Today I am working within a large university system. Process is revered. Status quo is the goal for many stakeholders. Change is slow, painful and incremental in the tiniest unit of measure. But it is change.
And what I find, as I form and lead groups around campus, is that change is desired by all. Better is the vision seen in dreams. Effective is our Loch Ness monster – the glimpsed and rumored monster we stalk.
But when we get in a big room to begin the process of actually changing for the better and building effective sites, that’s when we fall. Brow-beaten into submission by the skeptics who have titles like “Dean”, “VP”, “Senior Director”.
Group think is a powerful barbiturate.
Your article gives hope and structure to all who want more, but feel ill-equipped to make it real. Thanks for sharing.
∞ L'Elite said:
I usually don’t leave comments, but this article definitely worth it. I’ve found I’ve been acting as a bridger and also as an infiltrator for a long time. It’s true not all people feels prepared to be an infiltrator, it requires passion, enthusiasm, dedication and a lot of effort, because in the beginning nobody cares or think what you’re doing is or would be important. It’s until they see their environment transformed that they usually realize what you did could have been done before but nobody thought it would’ve worth the effort.
You’ve pointed something really important that we usually tend to ignore, being assertive rather than dogmatic. I’m guilty of being dogmatic, I usually want to see changes happening and people engaged, all rushing to the top in short time, but as you explain it executives see this as a threat more than as an opportunity.
Finally, I’ve quitted a lot of organizations because I usually get disenchanted when things are slower than I’d like. But in my experience, once you’ve bridged and inspired others to act as infiltrators, even after you leave, those people will continue to replicate what you started, in the end the organization will be transformed, but personally I don’t have the patience to wait years for that, I need to keep moving for the sake of my mental health :).
∞ Clay Delk said:
Amen! I spent several years in the exact same boat, reading fantastic articles and books about all the wonderful things people were doing and thinking, “Wow, someday…”

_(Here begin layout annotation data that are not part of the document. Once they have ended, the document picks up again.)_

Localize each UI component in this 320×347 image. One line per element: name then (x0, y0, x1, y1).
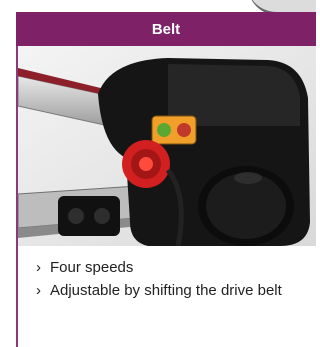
card-header: Belt (16, 12, 316, 46)
bullet-chevron-icon: › (36, 282, 41, 299)
feature-list: › Four speeds › Adjustable by shifting t… (36, 256, 312, 302)
feature-text: Adjustable by shifting the drive belt (50, 282, 282, 299)
product-feature-card: Belt › Four speeds › Adjustable by shift… (0, 0, 316, 347)
card-title: Belt (151, 20, 181, 38)
product-photo (18, 46, 316, 246)
bullet-chevron-icon: › (36, 259, 41, 276)
machine-photo-illustration (18, 46, 316, 246)
feature-text: Four speeds (50, 259, 134, 276)
feature-list-item: › Adjustable by shifting the drive belt (36, 279, 312, 302)
feature-list-item: › Four speeds (36, 256, 312, 279)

It took a while to realize that I was actually doing those things, just on a much smaller scale and on less glamorous projects. But it worked (sometimes).

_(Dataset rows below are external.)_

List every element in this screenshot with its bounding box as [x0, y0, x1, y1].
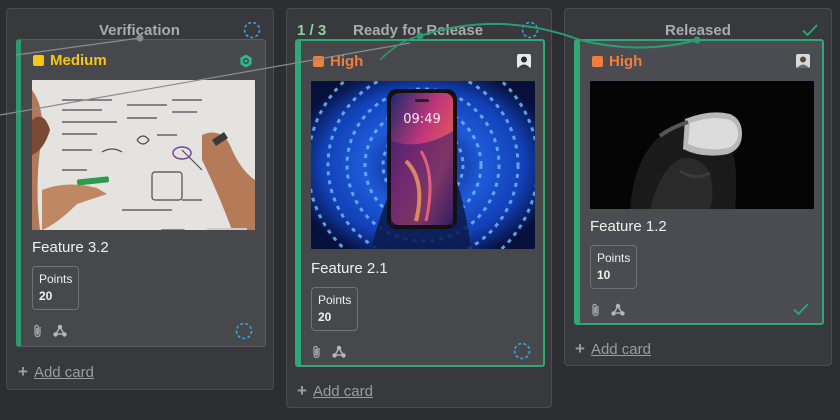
paperclip-icon[interactable]	[590, 303, 602, 317]
priority-label: High	[313, 53, 363, 70]
priority-square-icon	[313, 56, 324, 67]
card-image-whiteboard	[32, 80, 255, 230]
add-card-button[interactable]: + Add card	[575, 339, 651, 359]
points-label: Points	[597, 251, 631, 265]
checkmark-icon	[793, 303, 809, 316]
add-card-button[interactable]: + Add card	[297, 381, 373, 401]
points-label: Points	[39, 272, 73, 286]
column-released: Released High Feature 1.2 Points 10 + Ad…	[564, 8, 832, 366]
loading-circle-icon	[243, 21, 261, 39]
card-title: Feature 2.1	[311, 260, 388, 277]
points-label: Points	[318, 293, 352, 307]
column-count: 1 / 3	[297, 22, 327, 39]
card-title: Feature 1.2	[590, 218, 667, 235]
plus-icon: +	[575, 339, 585, 358]
priority-label: Medium	[33, 52, 107, 69]
priority-text: High	[609, 53, 643, 70]
column-title: Released	[665, 22, 731, 39]
priority-text: Medium	[50, 52, 107, 69]
checkmark-icon	[802, 24, 818, 37]
card-image-vr-headset	[590, 81, 814, 209]
share-nodes-icon[interactable]	[331, 345, 347, 359]
avatar[interactable]	[517, 54, 531, 68]
avatar[interactable]	[796, 54, 810, 68]
priority-text: High	[330, 53, 364, 70]
priority-square-icon	[33, 55, 44, 66]
column-ready-for-release: 1 / 3 Ready for Release High 09:49 Featu…	[286, 8, 552, 408]
phone-clock: 09:49	[403, 112, 440, 127]
column-title: Ready for Release	[353, 22, 484, 39]
share-nodes-icon[interactable]	[52, 324, 68, 338]
priority-square-icon	[592, 56, 603, 67]
card-feature-3-2[interactable]: Medium Feature 3.2 Points 20	[16, 39, 266, 347]
points-box: Points 20	[311, 287, 359, 331]
loading-circle-icon	[521, 21, 539, 39]
plus-icon: +	[18, 362, 28, 381]
points-value: 10	[597, 268, 611, 282]
paperclip-icon[interactable]	[311, 345, 323, 359]
add-card-button[interactable]: + Add card	[18, 362, 94, 382]
gear-icon[interactable]	[239, 54, 253, 68]
column-verification: Verification Medium Feature 3.2 Points 2…	[6, 8, 274, 390]
points-value: 20	[39, 289, 53, 303]
points-box: Points 20	[32, 266, 80, 310]
card-feature-2-1[interactable]: High 09:49 Feature 2.1 Points 20	[295, 39, 545, 367]
column-title: Verification	[99, 22, 180, 39]
loading-circle-icon	[513, 342, 531, 360]
loading-circle-icon	[235, 322, 253, 340]
share-nodes-icon[interactable]	[610, 303, 626, 317]
card-feature-1-2[interactable]: High Feature 1.2 Points 10	[574, 39, 824, 325]
plus-icon: +	[297, 381, 307, 400]
points-value: 20	[318, 310, 332, 324]
card-image-phone: 09:49	[311, 81, 535, 249]
points-box: Points 10	[590, 245, 638, 289]
priority-label: High	[592, 53, 642, 70]
paperclip-icon[interactable]	[32, 324, 44, 338]
card-title: Feature 3.2	[32, 239, 109, 256]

I feel like a lot of what we’ve been saying as content strategists is “Hey, look at me, look at this awesome stuff, look how great this idea is.” (“Love us!”) And that’s completely justifiable.
But now that content strategy is a thing, it’s time to say, “Hey, how can I help you?” “What can we do to improve this?” “Where can we use this idea?” Essentially, we need to practice the exact thing we preach to our clients and managers about their own content.
I still like reading about the big, beautiful, amazing dream projects, but it’s nice to have some more attainable role models, too.